Here are a few passages that stood out for me this go-round:
The Lily Pond:
You need to be moving your characters forward, even if they only go slowly. Imagine moving them across a lily pond. If each lily pad is beautifully, carefully written, the reader will stay with you as you move toward the other side of the pond, needing only the barest of connections -- such as rhythm, tone, or mood.The Cheese Stands Alone:
Writing is about learning to pay attention and to communicate what is going on. Now, if you ask me, what's going on is that we're all up to here in it, and probably the most important thing that we not yell at one another.... Writing involves seeing people suffer and, as Robert Stone once put it, finding some meaning within. But you can't do that if you're not respectful. If you look at people and just see sloppy clothes or rich clothes, you're going to get them wrong.

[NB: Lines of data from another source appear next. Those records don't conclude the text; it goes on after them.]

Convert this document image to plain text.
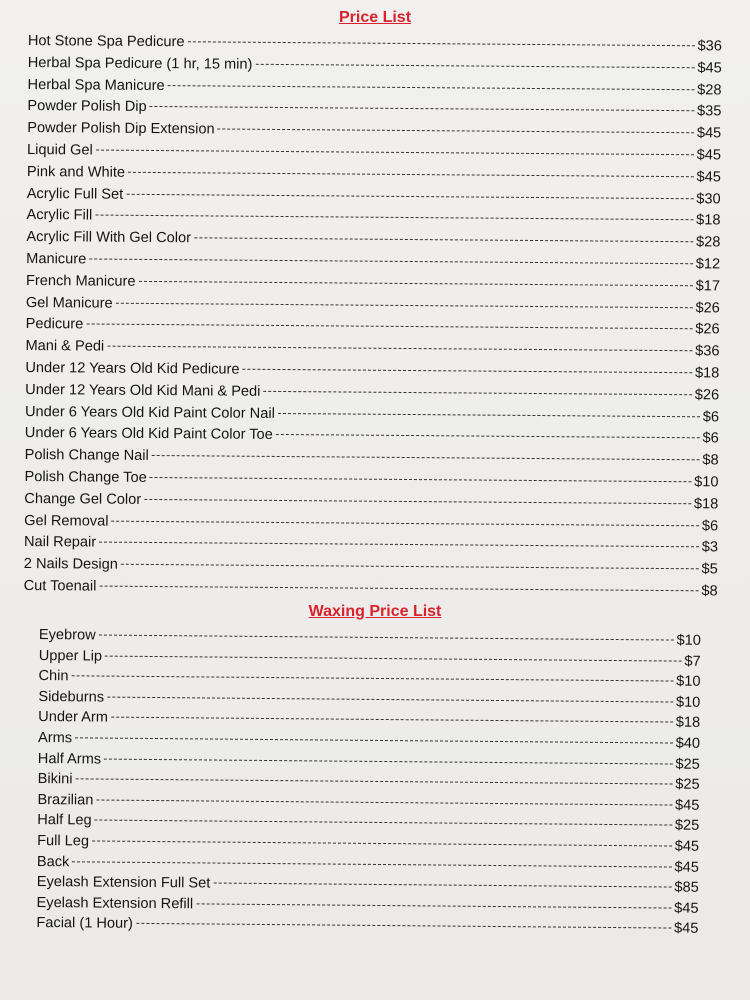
Price List
Hot Stone Spa Pedicure	$36
Herbal Spa Pedicure (1 hr, 15 min)	$45
Herbal Spa Manicure	$28
Powder Polish Dip	$35
Powder Polish Dip Extension	$45
Liquid Gel	$45
Pink and White	$45
Acrylic Full Set	$30
Acrylic Fill	$18
Acrylic Fill With Gel Color	$28
Manicure	$12
French Manicure	$17
Gel Manicure	$26
Pedicure	$26
Mani & Pedi	$36
Under 12 Years Old Kid Pedicure	$18
Under 12 Years Old Kid Mani & Pedi	$26
Under 6 Years Old Kid Paint Color Nail	$6
Under 6 Years Old Kid Paint Color Toe	$6
Polish Change Nail	$8
Polish Change Toe	$10
Change Gel Color	$18
Gel Removal	$6
Nail Repair	$3
2 Nails Design	$5
Cut Toenail	$8
Waxing Price List
Eyebrow	$10
Upper Lip	$7
Chin	$10
Sideburns	$10
Under Arm	$18
Arms	$40
Half Arms	$25
Bikini	$25
Brazilian	$45
Half Leg	$25
Full Leg	$45
Back	$45
Eyelash Extension Full Set	$85
Eyelash Extension Refill	$45
Facial (1 Hour)	$45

The writer is a person who is standing apart, like the cheese in "The Farmer in the Dell," standing there all alone but deciding to take a few notes. You're outside, but you can see things up close through your binoculars. Your job is to present clearly your viewpoint, your line of vision. Your job is to see people as they really are, and to do this, you have to know who you are in the most compassionate sense. Then you can recognize others.A Little Bit About Life:
To be a good writer, you not only have to write a great deal but you have to care. You do not have to have a complicated moral philosophy. But a writer always tries, I think, to be a part of the solution, to understand a little about life and to pass it on.Broccoli:
...When you don't know what to do, when you don't know whether your character would do this or that, you get quiet and you hear that still small voice inside. It will tell you what to do.The Gulf Stream:
...We need to align ourselves with the river of the story, the river of the unconscious, of memory and sensibility, of our characters' lives, which then can pour through us, the straw.Okay, Maybe the Cheese is Not Totally Alone:
A lot of people like to work on other people's writing because it helps them figure out what they themselves love in the written word, as well as what doesn't work for them.The Literary Life:
There are a lot of us, some published, some not, who think the literary life is the loveliest one possible, this life of reading and writing and corresponding. We think this life is nearly ideal.... One can find in writing a perfect focus for life. It offers challenge and delight and agony and commitment.... As a writer, one will have over the years many experiences that stimulate and nourish the spirit.The Point:
Your anger and damage and grief are the way to the truth. We don't have much truth to express unless we have gone into those rooms and closets and woods and abysses that we were told not to go in to. When we have gone in and looked around for a long while, just breathing and finally taking it in -- then we will be able to speak in our own voice and to stay in the present moment. And that moment is home.As I mentioned, I re-read BIRD BY BIRD at the end of 2012, more than ready to shake loose the old year, move beyond its mistakes and disappointments, and welcome the new. I am once again struck at how perfect this book is for this time of my life. I needed a reminder to stop trying to be something I'm not. I need to remember who I am and the truth that needs to be spoken. I need to find my authentic voice, that still small voice, as a writer once more.
My friends Jaime and Jess have also read BIRD BY BIRD this month. Find Jaime's thoughts HERE. Jess will post hers this week as well at Reading on the F Train.
Have you read BIRD BY BIRD? What is your favorite book about writing?